Tuesday, 5 November 2019

What I've Been Reading Online Recently No. 11

Dusk, October 30

Three months have passed since I last posted links to pieces I've enjoyed reading online. With five weeks away and then catching up with everything back home time has slipped rapidly away. Anyway, here's some recent reading.

What does a ranger actually do? 
Ben Dolphin looks at the varied work he does as a ranger at Mar Lodge in the Cairngorms.

The Cape Wrath Trail - What Went Wrong
Andy Wasley looks back at his walk last spring and why he didn't complete it.

Patagonia Founder Yvon Chouinard talks about the sustainability myth, the problem with Amazon - and why it's not too late to save the planet
Fascinating and thought-provoking interview.

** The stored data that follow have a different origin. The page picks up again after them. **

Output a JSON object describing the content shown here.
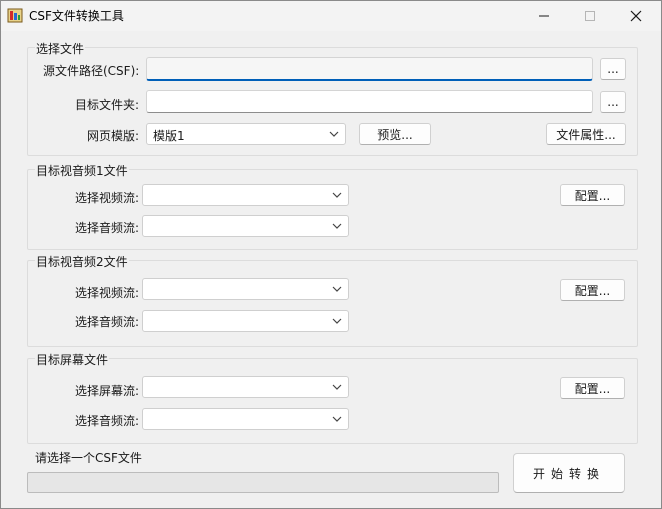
{
  "window": {
    "title": "CSF文件转换工具"
  },
  "source_group": {
    "title": "选择文件",
    "source_label": "源文件路径(CSF):",
    "source_value": "",
    "target_label": "目标文件夹:",
    "target_value": "",
    "browse_label": "...",
    "template_label": "网页模版:",
    "template_value": "模版1",
    "preview_label": "预览...",
    "properties_label": "文件属性..."
  },
  "av1_group": {
    "title": "目标视音频1文件",
    "video_label": "选择视频流:",
    "video_value": "",
    "audio_label": "选择音频流:",
    "audio_value": "",
    "config_label": "配置..."
  },
  "av2_group": {
    "title": "目标视音频2文件",
    "video_label": "选择视频流:",
    "video_value": "",
    "audio_label": "选择音频流:",
    "audio_value": "",
    "config_label": "配置..."
  },
  "screen_group": {
    "title": "目标屏幕文件",
    "screen_label": "选择屏幕流:",
    "screen_value": "",
    "audio_label": "选择音频流:",
    "audio_value": "",
    "config_label": "配置..."
  },
  "status": {
    "text": "请选择一个CSF文件",
    "progress": 0,
    "convert_label": "开始转换"
  },
  "colors": {
    "accent": "#005fb8",
    "progress": "#06b025"
  },
  "icons": [
    "app-icon",
    "minimize-icon",
    "maximize-icon",
    "close-icon",
    "chevron-down-icon"
  ]
}
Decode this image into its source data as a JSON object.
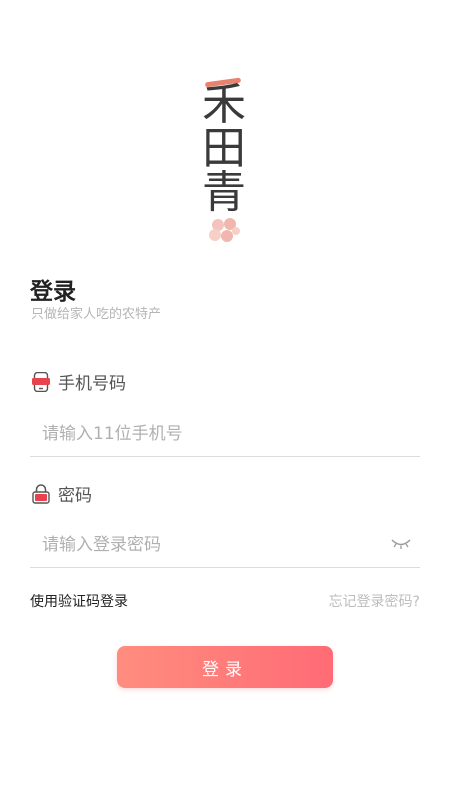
{
  "logo": {
    "chars": [
      "禾",
      "田",
      "青"
    ],
    "accent_color": "#e8826f",
    "flower_color": "#f1b6ad"
  },
  "header": {
    "title": "登录",
    "subtitle": "只做给家人吃的农特产"
  },
  "phone": {
    "label": "手机号码",
    "icon": "phone-icon",
    "placeholder": "请输入11位手机号",
    "value": ""
  },
  "password": {
    "label": "密码",
    "icon": "lock-icon",
    "placeholder": "请输入登录密码",
    "value": "",
    "toggle_icon": "eye-closed-icon"
  },
  "links": {
    "code_login": "使用验证码登录",
    "forgot_password": "忘记登录密码?"
  },
  "login_button": {
    "label": "登录",
    "gradient_start": "#ff8d7e",
    "gradient_end": "#ff6b76"
  }
}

Should this tree have the same rights as you?
Robert Macfarlane on the movement to grant legal rights to natural phenomena.

Never Underestimate the Intelligence of Trees
Intriguing interview with Professor Suzanne Simard, an expert on mycorrhizae: the symbiotic unions of fungi and root, on how trees communicate.

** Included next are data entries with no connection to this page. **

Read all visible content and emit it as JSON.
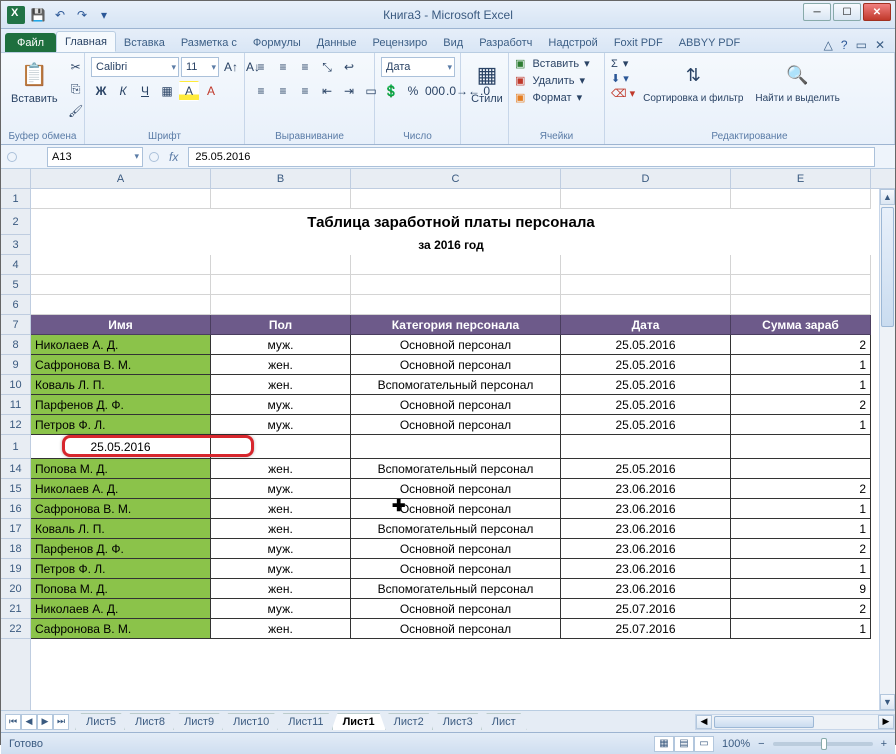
{
  "window": {
    "title": "Книга3 - Microsoft Excel"
  },
  "qat": {
    "save": "💾",
    "undo": "↶",
    "redo": "↷"
  },
  "tabs": {
    "file": "Файл",
    "list": [
      "Главная",
      "Вставка",
      "Разметка с",
      "Формулы",
      "Данные",
      "Рецензиро",
      "Вид",
      "Разработч",
      "Надстрой",
      "Foxit PDF",
      "ABBYY PDF"
    ],
    "active": 0
  },
  "ribbon": {
    "clipboard": {
      "paste": "Вставить",
      "label": "Буфер обмена"
    },
    "font": {
      "name": "Calibri",
      "size": "11",
      "label": "Шрифт",
      "bold": "Ж",
      "italic": "К",
      "underline": "Ч"
    },
    "align": {
      "label": "Выравнивание"
    },
    "number": {
      "format": "Дата",
      "label": "Число"
    },
    "styles": {
      "btn": "Стили"
    },
    "cells": {
      "insert": "Вставить",
      "delete": "Удалить",
      "format": "Формат",
      "label": "Ячейки"
    },
    "editing": {
      "sort": "Сортировка и фильтр",
      "find": "Найти и выделить",
      "label": "Редактирование",
      "sum": "Σ"
    }
  },
  "formula_bar": {
    "name_box": "A13",
    "fx": "fx",
    "formula": "25.05.2016"
  },
  "columns": [
    "A",
    "B",
    "C",
    "D",
    "E"
  ],
  "sheet": {
    "title": "Таблица заработной платы персонала",
    "subtitle": "за 2016 год",
    "headers": [
      "Имя",
      "Пол",
      "Категория персонала",
      "Дата",
      "Сумма зараб"
    ],
    "inserted_row": {
      "num": "1",
      "A": "25.05.2016"
    },
    "rows": [
      {
        "num": 8,
        "A": "Николаев А. Д.",
        "B": "муж.",
        "C": "Основной персонал",
        "D": "25.05.2016",
        "E": "2"
      },
      {
        "num": 9,
        "A": "Сафронова В. М.",
        "B": "жен.",
        "C": "Основной персонал",
        "D": "25.05.2016",
        "E": "1"
      },
      {
        "num": 10,
        "A": "Коваль Л. П.",
        "B": "жен.",
        "C": "Вспомогательный персонал",
        "D": "25.05.2016",
        "E": "1"
      },
      {
        "num": 11,
        "A": "Парфенов Д. Ф.",
        "B": "муж.",
        "C": "Основной персонал",
        "D": "25.05.2016",
        "E": "2"
      },
      {
        "num": 12,
        "A": "Петров Ф. Л.",
        "B": "муж.",
        "C": "Основной персонал",
        "D": "25.05.2016",
        "E": "1"
      },
      {
        "num": 14,
        "A": "Попова М. Д.",
        "B": "жен.",
        "C": "Вспомогательный персонал",
        "D": "25.05.2016",
        "E": ""
      },
      {
        "num": 15,
        "A": "Николаев А. Д.",
        "B": "муж.",
        "C": "Основной персонал",
        "D": "23.06.2016",
        "E": "2"
      },
      {
        "num": 16,
        "A": "Сафронова В. М.",
        "B": "жен.",
        "C": "Основной персонал",
        "D": "23.06.2016",
        "E": "1"
      },
      {
        "num": 17,
        "A": "Коваль Л. П.",
        "B": "жен.",
        "C": "Вспомогательный персонал",
        "D": "23.06.2016",
        "E": "1"
      },
      {
        "num": 18,
        "A": "Парфенов Д. Ф.",
        "B": "муж.",
        "C": "Основной персонал",
        "D": "23.06.2016",
        "E": "2"
      },
      {
        "num": 19,
        "A": "Петров Ф. Л.",
        "B": "муж.",
        "C": "Основной персонал",
        "D": "23.06.2016",
        "E": "1"
      },
      {
        "num": 20,
        "A": "Попова М. Д.",
        "B": "жен.",
        "C": "Вспомогательный персонал",
        "D": "23.06.2016",
        "E": "9"
      },
      {
        "num": 21,
        "A": "Николаев А. Д.",
        "B": "муж.",
        "C": "Основной персонал",
        "D": "25.07.2016",
        "E": "2"
      },
      {
        "num": 22,
        "A": "Сафронова В. М.",
        "B": "жен.",
        "C": "Основной персонал",
        "D": "25.07.2016",
        "E": "1"
      }
    ],
    "prerows": [
      1,
      2,
      3,
      4,
      5,
      6,
      7
    ]
  },
  "sheet_tabs": {
    "list": [
      "Лист5",
      "Лист8",
      "Лист9",
      "Лист10",
      "Лист11",
      "Лист1",
      "Лист2",
      "Лист3",
      "Лист"
    ],
    "active": 5
  },
  "status": {
    "ready": "Готово",
    "zoom": "100%",
    "minus": "−",
    "plus": "+"
  }
}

The lost river: Mexicans fight for mighty waterway taken by the US
Story of how the Colorado River dried up in Mexico and the campaign to restore it.

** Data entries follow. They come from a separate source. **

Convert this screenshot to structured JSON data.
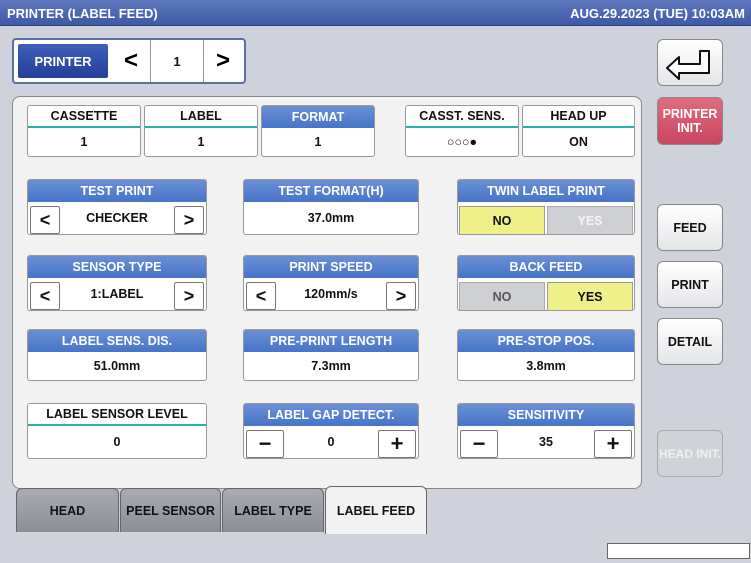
{
  "title": "PRINTER (LABEL FEED)",
  "datetime": "AUG.29.2023 (TUE) 10:03AM",
  "printer_selector": {
    "label": "PRINTER",
    "prev": "<",
    "value": "1",
    "next": ">"
  },
  "status_row": [
    {
      "label": "CASSETTE",
      "value": "1"
    },
    {
      "label": "LABEL",
      "value": "1"
    },
    {
      "label": "FORMAT",
      "value": "1"
    },
    {
      "label": "CASST. SENS.",
      "value": "○○○●"
    },
    {
      "label": "HEAD UP",
      "value": "ON"
    }
  ],
  "test_print": {
    "label": "TEST PRINT",
    "value": "CHECKER",
    "prev": "<",
    "next": ">"
  },
  "test_format": {
    "label": "TEST FORMAT(H)",
    "value": "37.0mm"
  },
  "twin_label_print": {
    "label": "TWIN LABEL PRINT",
    "no": "NO",
    "yes": "YES",
    "selected": "NO"
  },
  "sensor_type": {
    "label": "SENSOR TYPE",
    "value": "1:LABEL",
    "prev": "<",
    "next": ">"
  },
  "print_speed": {
    "label": "PRINT SPEED",
    "value": "120mm/s",
    "prev": "<",
    "next": ">"
  },
  "back_feed": {
    "label": "BACK FEED",
    "no": "NO",
    "yes": "YES",
    "selected": "YES"
  },
  "label_sens_dis": {
    "label": "LABEL SENS. DIS.",
    "value": "51.0mm"
  },
  "pre_print_length": {
    "label": "PRE-PRINT LENGTH",
    "value": "7.3mm"
  },
  "pre_stop_pos": {
    "label": "PRE-STOP POS.",
    "value": "3.8mm"
  },
  "label_sensor_level": {
    "label": "LABEL SENSOR LEVEL",
    "value": "0"
  },
  "label_gap_detect": {
    "label": "LABEL GAP DETECT.",
    "value": "0",
    "minus": "−",
    "plus": "+"
  },
  "sensitivity": {
    "label": "SENSITIVITY",
    "value": "35",
    "minus": "−",
    "plus": "+"
  },
  "tabs": [
    {
      "label": "HEAD"
    },
    {
      "label": "PEEL SENSOR"
    },
    {
      "label": "LABEL TYPE"
    },
    {
      "label": "LABEL FEED"
    }
  ],
  "side_buttons": {
    "printer_init": "PRINTER INIT.",
    "feed": "FEED",
    "print": "PRINT",
    "detail": "DETAIL",
    "head_init": "HEAD INIT."
  },
  "colors": {
    "title_bar": "#4a66b2",
    "header_blue": "#4f7cc9",
    "accent_teal": "#27b0a8",
    "selected_yellow": "#f0f08a",
    "printer_init_red": "#d4566a"
  }
}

Climbing against repression: the Afghan women with high mountain dreams
Inspiring story of the Afgham women who've taken up mountaineering despite massive obstacles.

The meaning of life? A Darwinian existentialist has his answers
Thought-provoking philosophy.

The Sphinx is dead - long live the Sphinx!
The disappearance of year-round snow in the Scottish Highlands and climate change.

Wild Words: Gaelic place-names in Callander
Dr Ross Crawford, the Cultural Heritage Adviser for 'Callander's Landscape' project, shares what Gaelic place-names can tell us about the natural and cultural heritage of an area and how Gaelic folklore, poetry and, song instils a sense of “belonging” in the landscape.

The real David Attenborough
The story of the man who's been showing us nature on the television since the 1950s.

For Rachel Carson, wonder was a radical state of mind
Rachel Carson and her ethic of wonder.